Bruce Springsteen has settled into Broadway but will presumably resurrect the E Street Band once again. And at the Gretna Heritage Festival on Sunday, 64-year-old Pat Benatar appeared, thankfully, to be in good shape.
She released her debut album “In the Heat of the Night” in August 1979, seven weeks ahead of Petty’s classic “Damn the Torpedoes.” Both acts were arena and FM radio playlist staples for the next decade.
Petty kept filling arenas right up to the end. Benatar generally plays much smaller venues these days. But just like Petty at Jazz Fest, she was greeted at Gretna Fest by enthusiastic fans who had waited out the rain.
Her straightforward presentation featured her husband and longtime songwriting partner, Neil Giraldo, on guitar and piano, a drummer and a bassist. (A few prerecorded parts replicated the studio flourishes on “We Belong” and other late-career singles.)
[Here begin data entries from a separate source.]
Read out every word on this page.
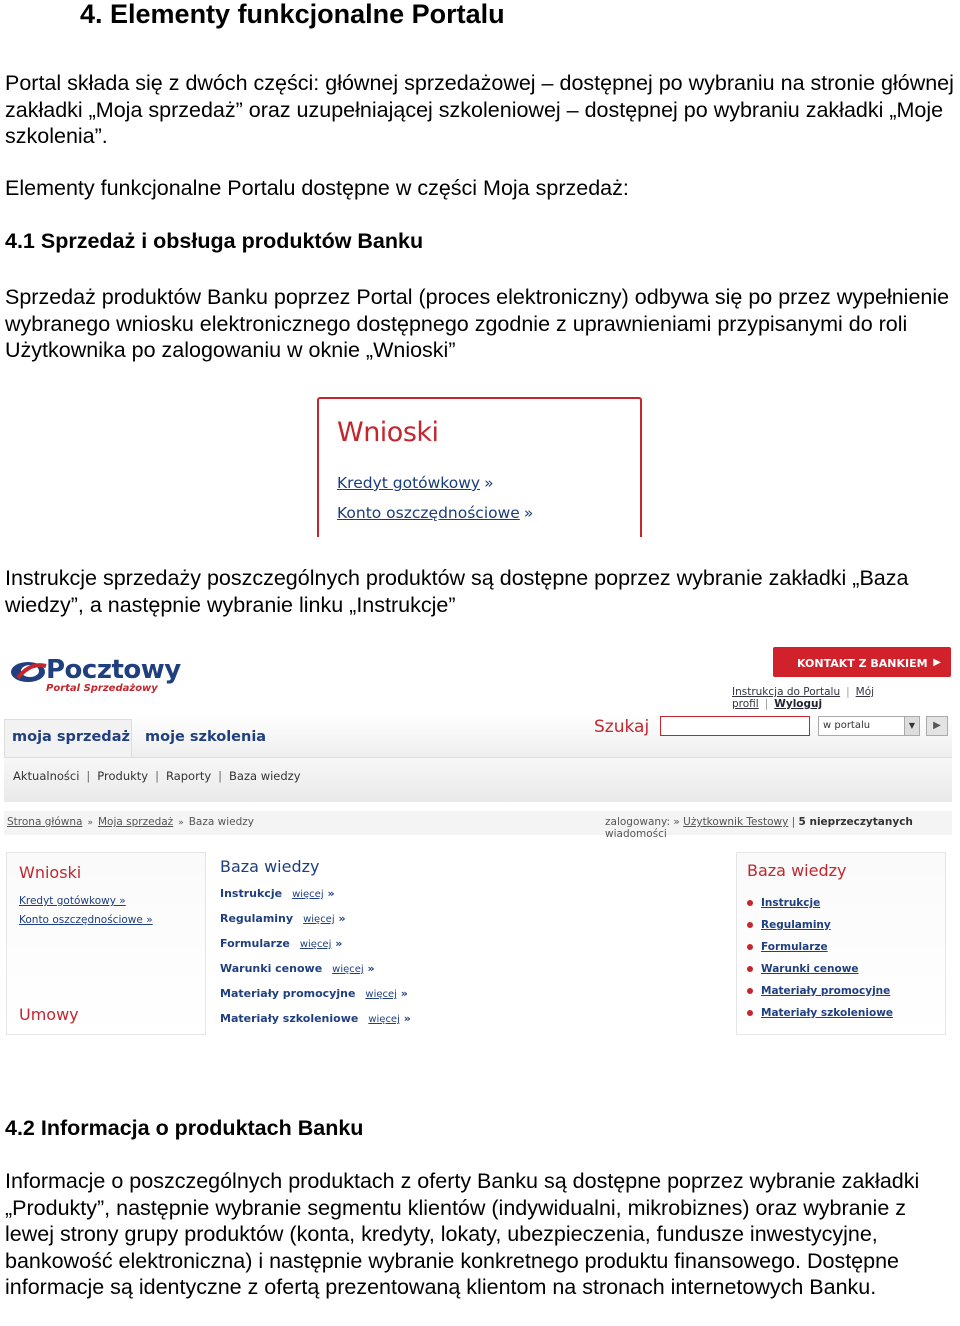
4. Elementy funkcjonalne Portalu
Portal składa się z dwóch części: głównej sprzedażowej – dostępnej po wybraniu na stronie głównej zakładki „Moja sprzedaż” oraz uzupełniającej szkoleniowej – dostępnej po wybraniu zakładki „Moje szkolenia”.
Elementy funkcjonalne Portalu dostępne w części Moja sprzedaż:
4.1 Sprzedaż i obsługa produktów Banku
Sprzedaż produktów Banku poprzez Portal (proces elektroniczny) odbywa się po przez wypełnienie wybranego wniosku elektronicznego dostępnego zgodnie z uprawnieniami przypisanymi do roli Użytkownika po zalogowaniu w oknie „Wnioski”
Wnioski
Kredyt gotówkowy »
Konto oszczędnościowe »
Instrukcje sprzedaży poszczególnych produktów są dostępne poprzez wybranie zakładki „Baza wiedzy”, a następnie wybranie linku „Instrukcje”
Pocztowy
Portal Sprzedażowy
KONTAKT Z BANKIEM ▶
Instrukcja do Portalu | Mój profil | Wyloguj
moja sprzedaż moje szkolenia	Szukaj	w portalu	▼	▶
Aktualności | Produkty | Raporty | Baza wiedzy
Strona główna » Moja sprzedaż » Baza wiedzy	zalogowany: » Użytkownik Testowy | 5 nieprzeczytanych wiadomości
Wnioski
Kredyt gotówkowy »
Konto oszczędnościowe »
Umowy
Baza wiedzy
Instrukcje więcej »
Regulaminy więcej »
Formularze więcej »
Warunki cenowe więcej »
Materiały promocyjne więcej »
Materiały szkoleniowe więcej »
Baza wiedzy
Instrukcje
Regulaminy
Formularze
Warunki cenowe
Materiały promocyjne
Materiały szkoleniowe
4.2 Informacja o produktach Banku
Informacje o poszczególnych produktach z oferty Banku są dostępne poprzez wybranie zakładki „Produkty”, następnie wybranie segmentu klientów (indywidualni, mikrobiznes) oraz wybranie z lewej strony grupy produktów (konta, kredyty, lokaty, ubezpieczenia, fundusze inwestycyjne, bankowość elektroniczna) i następnie wybranie konkretnego produktu finansowego. Dostępne informacje są identyczne z ofertą prezentowaną klientom na stronach internetowych Banku.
Facing a field littered with clumps of sodden white confetti from the previous night's Kiss spectacle, they banged out brash anthems — “All Fired Up,” “Promises in the Dark,” “You Better Run,” her anti-child abuse screed “Hell Is For Children” — with no frills, save Giraldo’s ragged-but-right guitar heroics and Benatar’s sunny anecdotes. The couple’s chemistry, after 38 years together, was apparent.
During the final charge through “Heartbreaker,” Giraldo segued into Jimi Hendrix’s “Purple Haze” and the White Stripes’ “Seven Nation Army.” It was one final guitar tour de force from the ever-shorter list of classic rock acts still capable of living up to their reputations.
With Petty’s passing, there’s one less.